Tables 8 and 9 show the ISE values for the dry biomass temperature change test in plants with capacities A and B. Overall, the controllers in both plants perform well, where they can handle disturbance up to +100% and −100% from their initial value. The ISE values in both plants are also relatively smaller than those of the dry biomass molar flow rate change test, showing that the dry biomass temperature does not affect the system as much as the dry biomass molar flow rate.

4. Conclusion

This work proposed a plant-wide control structure design of a biohydrogen plant from biomass using a combination of MPC and PI controllers. MPC is used in the gasifier, SMR, and cooler before the WGS reactor, while the PI controller is used in the char combustor and flue gas cooler. Results show that with the same controller type and tuning parameters for both plants with capacities A and B, the controllers performed relatively well in handling set point and disturbance changes. In terms of the disturbance, the dry biomass molar flow rate affects the plant’s controllability more significantly compared to the dry biomass temperature. However, with higher ISE values of the plant with capacity B, it is advisable to reidentify the system and retune the controllers if the plant capacity changes to optimize their performance.

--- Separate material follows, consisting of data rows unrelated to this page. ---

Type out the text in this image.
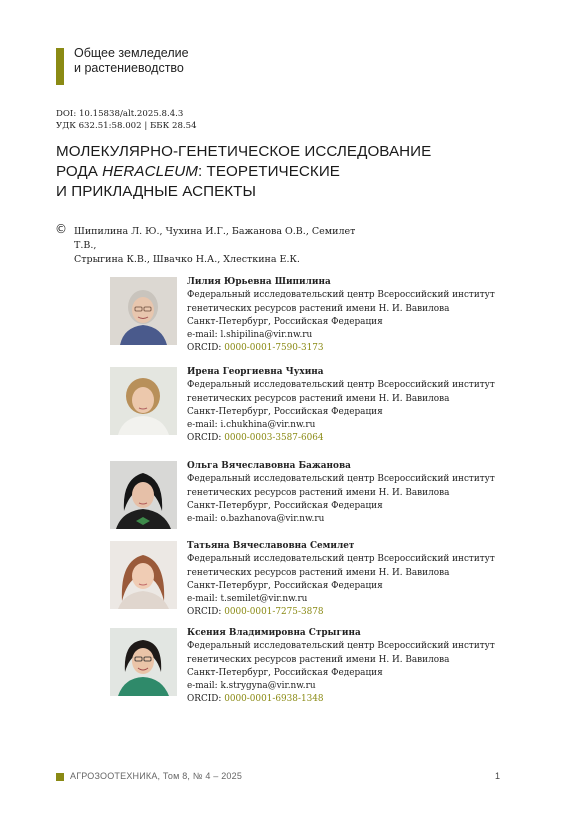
Общее земледелие
и растениеводство
DOI: 10.15838/alt.2025.8.4.3
УДК 632.51:58.002 | ББК 28.54
МОЛЕКУЛЯРНО-ГЕНЕТИЧЕСКОЕ ИССЛЕДОВАНИЕ
РОДА HERACLEUM: ТЕОРЕТИЧЕСКИЕ
И ПРИКЛАДНЫЕ АСПЕКТЫ
© Шипилина Л. Ю., Чухина И.Г., Бажанова О.В., Семилет Т.В.,
Стрыгина К.В., Швачко Н.А., Хлесткина Е.К.
Лилия Юрьевна Шипилина
Федеральный исследовательский центр Всероссийский институт
генетических ресурсов растений имени Н. И. Вавилова
Санкт-Петербург, Российская Федерация
e-mail: l.shipilina@vir.nw.ru
ORCID: 0000-0001-7590-3173
Ирена Георгиевна Чухина
Федеральный исследовательский центр Всероссийский институт
генетических ресурсов растений имени Н. И. Вавилова
Санкт-Петербург, Российская Федерация
e-mail: i.chukhina@vir.nw.ru
ORCID: 0000-0003-3587-6064
Ольга Вячеславовна Бажанова
Федеральный исследовательский центр Всероссийский институт
генетических ресурсов растений имени Н. И. Вавилова
Санкт-Петербург, Российская Федерация
e-mail: o.bazhanova@vir.nw.ru
Татьяна Вячеславовна Семилет
Федеральный исследовательский центр Всероссийский институт
генетических ресурсов растений имени Н. И. Вавилова
Санкт-Петербург, Российская Федерация
e-mail: t.semilet@vir.nw.ru
ORCID: 0000-0001-7275-3878
Ксения Владимировна Стрыгина
Федеральный исследовательский центр Всероссийский институт
генетических ресурсов растений имени Н. И. Вавилова
Санкт-Петербург, Российская Федерация
e-mail: k.strygyna@vir.nw.ru
ORCID: 0000-0001-6938-1348
АГРОЗООТЕХНИКА, Том 8, № 4 – 2025	1
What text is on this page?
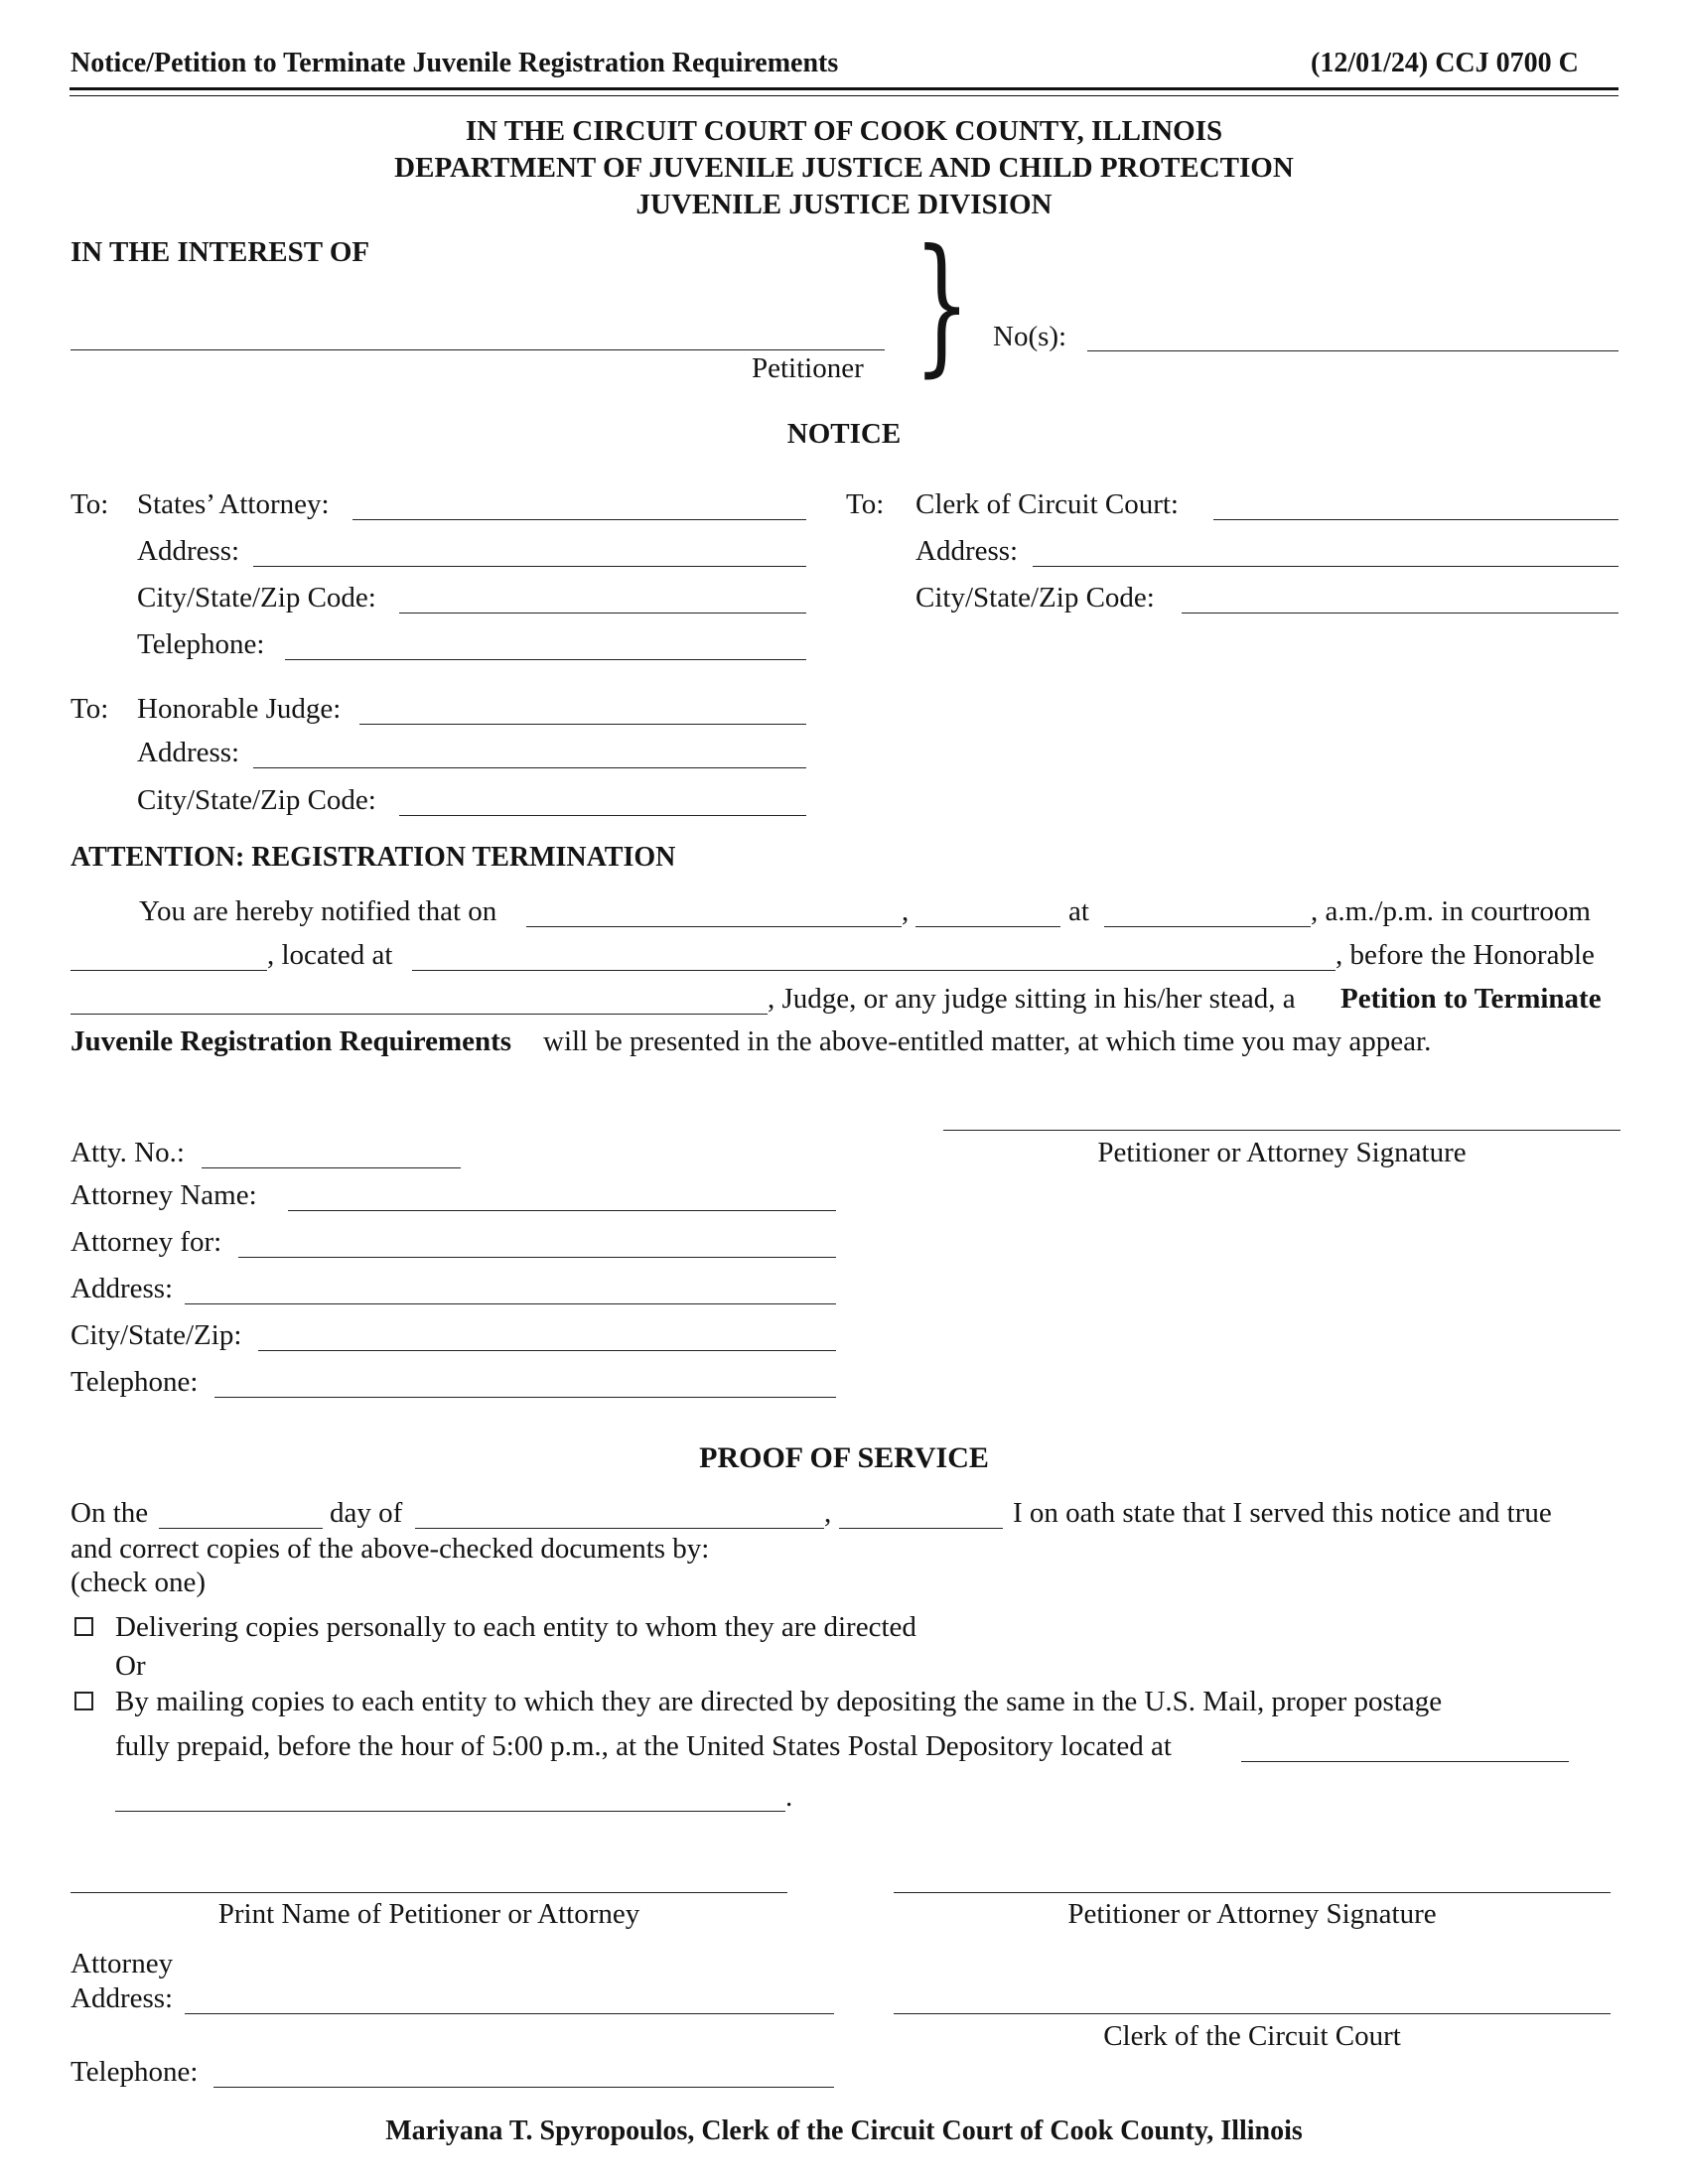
Notice/Petition to Terminate Juvenile Registration Requirements	(12/01/24) CCJ 0700 C
IN THE CIRCUIT COURT OF COOK COUNTY, ILLINOIS
DEPARTMENT OF JUVENILE JUSTICE AND CHILD PROTECTION
JUVENILE JUSTICE DIVISION
IN THE INTEREST OF
Petitioner } No(s):
NOTICE
To: States’ Attorney:
Address:
City/State/Zip Code:
Telephone:
To: Clerk of Circuit Court:
Address:
City/State/Zip Code:
To: Honorable Judge:
Address:
City/State/Zip Code:
ATTENTION: REGISTRATION TERMINATION
You are hereby notified that on	,	at	, a.m./p.m. in courtroom
, located at	, before the Honorable
, Judge, or any judge sitting in his/her stead, a Petition to Terminate
Juvenile Registration Requirements will be presented in the above-entitled matter, at which time you may appear.
Petitioner or Attorney Signature
Atty. No.:
Attorney Name:
Attorney for:
Address:
City/State/Zip:
Telephone:
PROOF OF SERVICE
On the	day of	,	I on oath state that I served this notice and true
and correct copies of the above-checked documents by:
(check one)
Delivering copies personally to each entity to whom they are directed
Or
By mailing copies to each entity to which they are directed by depositing the same in the U.S. Mail, proper postage
fully prepaid, before the hour of 5:00 p.m., at the United States Postal Depository located at
.
Print Name of Petitioner or Attorney	Petitioner or Attorney Signature
Attorney
Address:
Clerk of the Circuit Court
Telephone:
Mariyana T. Spyropoulos, Clerk of the Circuit Court of Cook County, Illinois
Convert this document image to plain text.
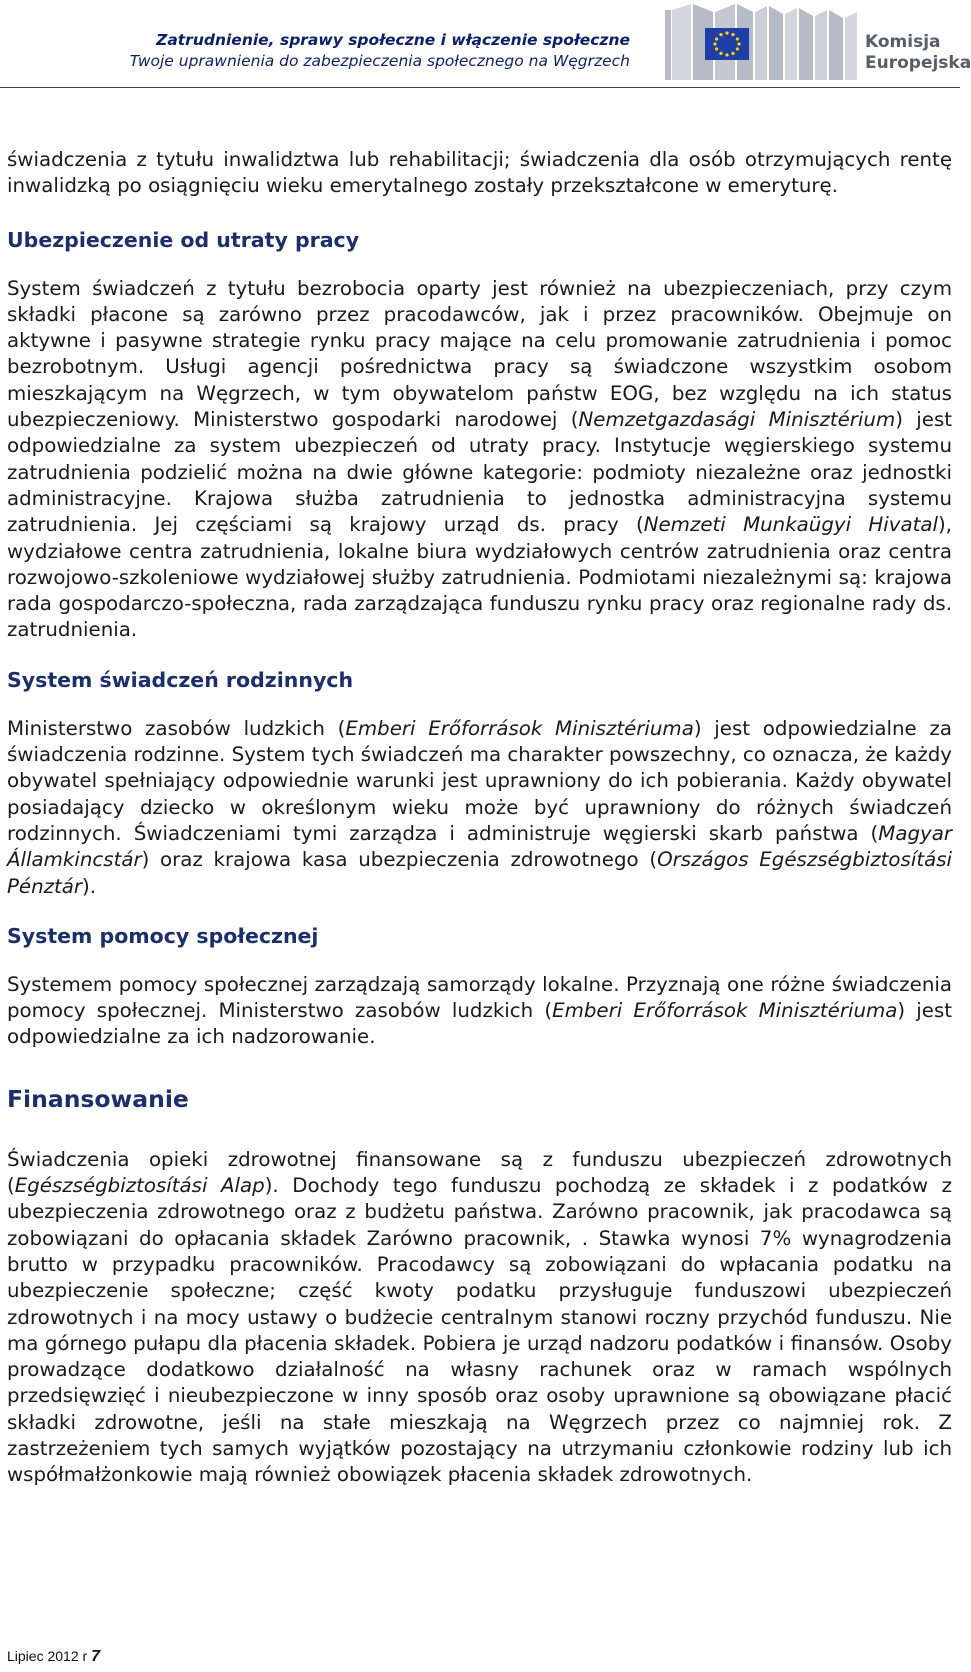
Zatrudnienie, sprawy społeczne i włączenie społeczne
Twoje uprawnienia do zabezpieczenia społecznego na Węgrzech
Komisja
Europejska

świadczenia z tytułu inwalidztwa lub rehabilitacji; świadczenia dla osób otrzymujących rentę inwalidzką po osiągnięciu wieku emerytalnego zostały przekształcone w emeryturę.

Ubezpieczenie od utraty pracy

System świadczeń z tytułu bezrobocia oparty jest również na ubezpieczeniach, przy czym składki płacone są zarówno przez pracodawców, jak i przez pracowników. Obejmuje on aktywne i pasywne strategie rynku pracy mające na celu promowanie zatrudnienia i pomoc bezrobotnym. Usługi agencji pośrednictwa pracy są świadczone wszystkim osobom mieszkającym na Węgrzech, w tym obywatelom państw EOG, bez względu na ich status ubezpieczeniowy. Ministerstwo gospodarki narodowej (Nemzetgazdasági Minisztérium) jest odpowiedzialne za system ubezpieczeń od utraty pracy. Instytucje węgierskiego systemu zatrudnienia podzielić można na dwie główne kategorie: podmioty niezależne oraz jednostki administracyjne. Krajowa służba zatrudnienia to jednostka administracyjna systemu zatrudnienia. Jej częściami są krajowy urząd ds. pracy (Nemzeti Munkaügyi Hivatal), wydziałowe centra zatrudnienia, lokalne biura wydziałowych centrów zatrudnienia oraz centra rozwojowo-szkoleniowe wydziałowej służby zatrudnienia. Podmiotami niezależnymi są: krajowa rada gospodarczo-społeczna, rada zarządzająca funduszu rynku pracy oraz regionalne rady ds. zatrudnienia.

System świadczeń rodzinnych

Ministerstwo zasobów ludzkich (Emberi Erőforrások Minisztériuma) jest odpowiedzialne za świadczenia rodzinne. System tych świadczeń ma charakter powszechny, co oznacza, że każdy obywatel spełniający odpowiednie warunki jest uprawniony do ich pobierania. Każdy obywatel posiadający dziecko w określonym wieku może być uprawniony do różnych świadczeń rodzinnych. Świadczeniami tymi zarządza i administruje węgierski skarb państwa (Magyar Államkincstár) oraz krajowa kasa ubezpieczenia zdrowotnego (Országos Egészségbiztosítási Pénztár).

System pomocy społecznej

Systemem pomocy społecznej zarządzają samorządy lokalne. Przyznają one różne świadczenia pomocy społecznej. Ministerstwo zasobów ludzkich (Emberi Erőforrások Minisztériuma) jest odpowiedzialne za ich nadzorowanie.

Finansowanie

Świadczenia opieki zdrowotnej finansowane są z funduszu ubezpieczeń zdrowotnych (Egészségbiztosítási Alap). Dochody tego funduszu pochodzą ze składek i z podatków z ubezpieczenia zdrowotnego oraz z budżetu państwa. Zarówno pracownik, jak pracodawca są zobowiązani do opłacania składek Zarówno pracownik, . Stawka wynosi 7% wynagrodzenia brutto w przypadku pracowników. Pracodawcy są zobowiązani do wpłacania podatku na ubezpieczenie społeczne; część kwoty podatku przysługuje funduszowi ubezpieczeń zdrowotnych i na mocy ustawy o budżecie centralnym stanowi roczny przychód funduszu. Nie ma górnego pułapu dla płacenia składek. Pobiera je urząd nadzoru podatków i finansów. Osoby prowadzące dodatkowo działalność na własny rachunek oraz w ramach wspólnych przedsięwzięć i nieubezpieczone w inny sposób oraz osoby uprawnione są obowiązane płacić składki zdrowotne, jeśli na stałe mieszkają na Węgrzech przez co najmniej rok. Z zastrzeżeniem tych samych wyjątków pozostający na utrzymaniu członkowie rodziny lub ich współmałżonkowie mają również obowiązek płacenia składek zdrowotnych.

Lipiec 2012 r 7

Further work can be done to improve steady-state simulations by adding more detailed unit operations and improving controller performance by applying multivariable model predictive control (MMPC) to account for interactions between variables in the plant or using a hybrid approach that combines the strengths of MPC and PI controllers as has been researched by the author himself [24, 25].

Data Availability

The data used to support the findings of this study are available from the authors on the following link: https://bit.ly/3uzlZGd.

Conflicts of Interest

The authors declare that they have no conflicts of interest.

Acknowledgments

We express our gratitude to the Universitas Indonesia which has funded this research through the scheme of Hibah Publikasi Terindeks Internasional (PUTI) Q2 No. NKB-676/UN2.RST/HKP.05.00/2022.